Table of content

    Using column generation in constraint-and-column generation for adjustable robust optimization > FLP

    Loading the data

    Our results can be found in the results.flp.csv file with the following columns:

    • “tag”: a tag always equal to “result” used grep the result line in our execution log file.
    • “instance”: the path to the instance.
    • “standard_phase_time_limit”: the time limit for the standard phase (i.e., without using CG).
    • “master_solver”: the solver used for solving the CCG master problem: STD for standard, i.e., Gurobi, CG for column generation.
    • “status”: the final status.
    • “reason”: the final status reason.
    • “has_large_scaled”: true if the CG phase has been started, false otherwise.
    • “n_iterations”: the number of iterations.
    • “total_time”: the total time to solve the problem.
    • “master_time”: the time spent solving the master problem.
    • “adversarial_time”: the time spent solving the adversarial problem.
    • “best_bound”: the best bound found.
    • “best_obj”: the best feasible point value.
    • “relative_gap”: the final relative gap.
    • “absolute_gap”: the final absolute gap.
    • “adversarial_unexpected_status”: the status of the adversarial problem solver if it is not Optimal.
    • “with_heuristic”: true if the CG-based heuristic is used.
    • “n_facilities”: the number of facilities in the instance.
    • “n_customers”: the number of customers in the instance.
    • “Gamma”: the value for the uncertainty budget \(\Gamma\).
    • “blank”: this column is left blank.
    data = rbind(
      read.csv("results.csv", header = FALSE) 
    )
    colnames(data) = c("slurm_file", "tag", "instance", "standard_phase_time_limit_raw", "Gamma", "with_heuristic", "standard_phase_time_limit", "master_solver", "status", "reason", "has_large_scaled", "n_iterations", "total_time", "master_time", "adversarial_time", "best_bound", "best_obj", "relative_gap", "absolute_gap", "second_stage.mean", "second_stage.std_dev", "adversarial_unexpected_status", "memory_used", "memory_limit")
    data = data %>% mutate(instance = basename(instance),
                    n_facilities = as.numeric(sub(".*F(\\d+)_C.*", "\\1", instance)),
                    n_customers = as.numeric(sub(".*C(\\d+)_.*", "\\1", instance))
                    )

    We start by removing the “tag” and the “blank” columns.
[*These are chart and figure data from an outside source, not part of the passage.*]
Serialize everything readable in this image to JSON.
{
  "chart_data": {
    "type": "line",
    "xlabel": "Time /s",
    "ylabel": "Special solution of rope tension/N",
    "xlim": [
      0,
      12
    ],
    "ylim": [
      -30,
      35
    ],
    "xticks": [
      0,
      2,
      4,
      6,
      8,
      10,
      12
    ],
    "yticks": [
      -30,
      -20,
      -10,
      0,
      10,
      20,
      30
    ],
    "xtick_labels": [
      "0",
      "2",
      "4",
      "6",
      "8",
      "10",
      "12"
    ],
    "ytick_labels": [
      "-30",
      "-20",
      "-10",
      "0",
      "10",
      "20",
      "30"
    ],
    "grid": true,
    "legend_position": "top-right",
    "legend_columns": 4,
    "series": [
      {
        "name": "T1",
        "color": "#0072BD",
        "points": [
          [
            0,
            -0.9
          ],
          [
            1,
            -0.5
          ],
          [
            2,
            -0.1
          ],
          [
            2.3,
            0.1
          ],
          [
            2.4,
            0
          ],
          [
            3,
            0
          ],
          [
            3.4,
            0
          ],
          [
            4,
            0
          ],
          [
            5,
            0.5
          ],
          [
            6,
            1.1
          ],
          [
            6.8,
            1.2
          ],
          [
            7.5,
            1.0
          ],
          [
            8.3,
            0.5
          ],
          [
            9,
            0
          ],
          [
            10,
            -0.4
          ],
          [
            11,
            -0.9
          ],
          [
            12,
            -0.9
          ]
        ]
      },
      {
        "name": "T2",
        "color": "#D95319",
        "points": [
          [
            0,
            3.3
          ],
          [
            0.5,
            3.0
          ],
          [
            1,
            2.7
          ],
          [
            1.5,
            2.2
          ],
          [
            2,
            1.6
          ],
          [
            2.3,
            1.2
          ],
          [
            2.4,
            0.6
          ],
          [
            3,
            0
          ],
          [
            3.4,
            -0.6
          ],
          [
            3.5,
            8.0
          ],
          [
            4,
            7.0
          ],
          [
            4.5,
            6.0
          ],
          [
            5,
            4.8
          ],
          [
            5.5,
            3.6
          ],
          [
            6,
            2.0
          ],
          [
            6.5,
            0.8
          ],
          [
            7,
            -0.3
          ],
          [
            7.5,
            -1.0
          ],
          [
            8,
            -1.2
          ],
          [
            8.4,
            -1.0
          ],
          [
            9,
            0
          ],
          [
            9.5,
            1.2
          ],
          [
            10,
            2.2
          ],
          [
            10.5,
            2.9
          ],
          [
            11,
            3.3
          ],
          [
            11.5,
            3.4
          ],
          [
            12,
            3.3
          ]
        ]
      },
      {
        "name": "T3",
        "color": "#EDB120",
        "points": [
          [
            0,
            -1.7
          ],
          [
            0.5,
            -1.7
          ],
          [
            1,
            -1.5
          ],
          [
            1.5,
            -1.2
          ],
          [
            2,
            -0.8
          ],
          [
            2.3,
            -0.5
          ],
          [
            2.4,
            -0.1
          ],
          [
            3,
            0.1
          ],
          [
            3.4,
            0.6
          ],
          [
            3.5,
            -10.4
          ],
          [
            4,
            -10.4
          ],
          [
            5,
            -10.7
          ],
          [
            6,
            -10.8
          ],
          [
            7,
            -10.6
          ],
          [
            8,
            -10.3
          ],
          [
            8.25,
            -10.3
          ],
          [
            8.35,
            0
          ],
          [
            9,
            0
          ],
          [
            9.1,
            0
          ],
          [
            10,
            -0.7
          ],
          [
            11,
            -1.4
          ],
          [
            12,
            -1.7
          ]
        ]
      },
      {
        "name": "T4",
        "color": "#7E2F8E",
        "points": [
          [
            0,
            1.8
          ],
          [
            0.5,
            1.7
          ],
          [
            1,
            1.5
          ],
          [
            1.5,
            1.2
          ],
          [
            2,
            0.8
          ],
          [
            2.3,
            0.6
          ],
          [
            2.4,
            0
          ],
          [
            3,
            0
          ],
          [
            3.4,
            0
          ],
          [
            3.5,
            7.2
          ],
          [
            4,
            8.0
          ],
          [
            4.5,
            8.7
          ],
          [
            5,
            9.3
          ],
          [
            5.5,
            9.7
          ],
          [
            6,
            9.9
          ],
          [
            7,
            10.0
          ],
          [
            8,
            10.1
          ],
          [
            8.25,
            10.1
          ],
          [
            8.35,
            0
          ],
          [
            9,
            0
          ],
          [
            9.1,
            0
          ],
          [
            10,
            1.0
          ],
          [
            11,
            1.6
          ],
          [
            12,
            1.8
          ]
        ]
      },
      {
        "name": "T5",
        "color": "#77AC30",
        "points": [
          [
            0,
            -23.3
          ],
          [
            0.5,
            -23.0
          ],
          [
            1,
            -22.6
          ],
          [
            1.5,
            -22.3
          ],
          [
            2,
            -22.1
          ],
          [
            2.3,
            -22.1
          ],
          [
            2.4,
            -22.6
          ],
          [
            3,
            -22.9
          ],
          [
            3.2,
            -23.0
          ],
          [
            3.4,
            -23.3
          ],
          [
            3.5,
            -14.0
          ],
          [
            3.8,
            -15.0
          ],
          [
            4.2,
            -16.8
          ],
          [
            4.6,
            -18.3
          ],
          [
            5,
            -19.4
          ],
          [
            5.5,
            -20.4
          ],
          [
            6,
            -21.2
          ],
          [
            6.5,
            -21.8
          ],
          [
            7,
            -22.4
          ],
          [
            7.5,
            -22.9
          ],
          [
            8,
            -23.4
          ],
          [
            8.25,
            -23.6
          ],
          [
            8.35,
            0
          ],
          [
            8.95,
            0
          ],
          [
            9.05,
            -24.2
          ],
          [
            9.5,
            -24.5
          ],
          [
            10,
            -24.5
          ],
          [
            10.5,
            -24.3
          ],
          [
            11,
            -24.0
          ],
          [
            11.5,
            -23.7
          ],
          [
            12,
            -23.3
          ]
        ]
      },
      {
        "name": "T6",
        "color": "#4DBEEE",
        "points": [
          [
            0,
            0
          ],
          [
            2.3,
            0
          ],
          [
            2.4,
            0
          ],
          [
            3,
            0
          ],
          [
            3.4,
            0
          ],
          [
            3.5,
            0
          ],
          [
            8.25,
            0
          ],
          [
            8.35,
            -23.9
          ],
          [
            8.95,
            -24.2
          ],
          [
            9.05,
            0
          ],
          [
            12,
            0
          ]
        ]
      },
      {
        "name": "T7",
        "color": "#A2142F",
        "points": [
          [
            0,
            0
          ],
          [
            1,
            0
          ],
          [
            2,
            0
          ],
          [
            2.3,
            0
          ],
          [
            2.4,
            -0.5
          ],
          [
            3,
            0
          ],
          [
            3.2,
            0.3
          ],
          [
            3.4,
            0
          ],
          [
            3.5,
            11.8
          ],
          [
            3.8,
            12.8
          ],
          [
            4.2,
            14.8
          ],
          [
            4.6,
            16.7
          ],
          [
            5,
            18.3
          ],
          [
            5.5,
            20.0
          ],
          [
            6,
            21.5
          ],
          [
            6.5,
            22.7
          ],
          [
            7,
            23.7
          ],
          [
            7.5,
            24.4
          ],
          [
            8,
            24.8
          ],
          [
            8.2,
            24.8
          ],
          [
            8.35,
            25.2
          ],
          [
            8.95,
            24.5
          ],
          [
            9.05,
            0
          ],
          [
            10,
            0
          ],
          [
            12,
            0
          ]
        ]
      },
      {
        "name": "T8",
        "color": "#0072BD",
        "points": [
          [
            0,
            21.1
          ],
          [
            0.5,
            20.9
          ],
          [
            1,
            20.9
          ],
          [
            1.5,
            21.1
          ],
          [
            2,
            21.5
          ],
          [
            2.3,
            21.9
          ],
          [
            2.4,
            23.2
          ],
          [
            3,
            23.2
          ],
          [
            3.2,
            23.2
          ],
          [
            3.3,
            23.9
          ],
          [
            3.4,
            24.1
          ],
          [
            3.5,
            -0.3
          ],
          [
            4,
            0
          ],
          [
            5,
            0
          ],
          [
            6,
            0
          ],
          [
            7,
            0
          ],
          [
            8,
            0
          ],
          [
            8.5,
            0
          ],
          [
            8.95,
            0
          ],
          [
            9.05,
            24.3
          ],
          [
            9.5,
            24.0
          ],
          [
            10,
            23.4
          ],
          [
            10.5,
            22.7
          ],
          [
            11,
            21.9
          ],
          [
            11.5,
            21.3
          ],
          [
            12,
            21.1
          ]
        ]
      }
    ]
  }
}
    data = data[, !(names(data) %in% c("tag", "blank"))]

    We then remove instances which were not considered in our experimental results because none of the approaches could solve sufficiently many instances.

    #data = data[data$n_customers != 40,]
    #data = data[data$n_facilities == 10,]

    For homogeneity, we fix the total_time of unsolved instances to the time limit.

    if (sum(data$tag == "iteration") > 0 ) {
      data[data$tag == "iteration",]$total_time = 10800 
    }
    
    if (sum(data$total_time > 10800) > 0 ) {
      data[data$total_time > 10800,]$total_time = 10800 
    }

    Then, we create a column named “method” which gives a specific name to each method, comprising the approach for solving the CCG master problem, the time limit of the standard phase and a flag indicating if the CG-based heuristic was used.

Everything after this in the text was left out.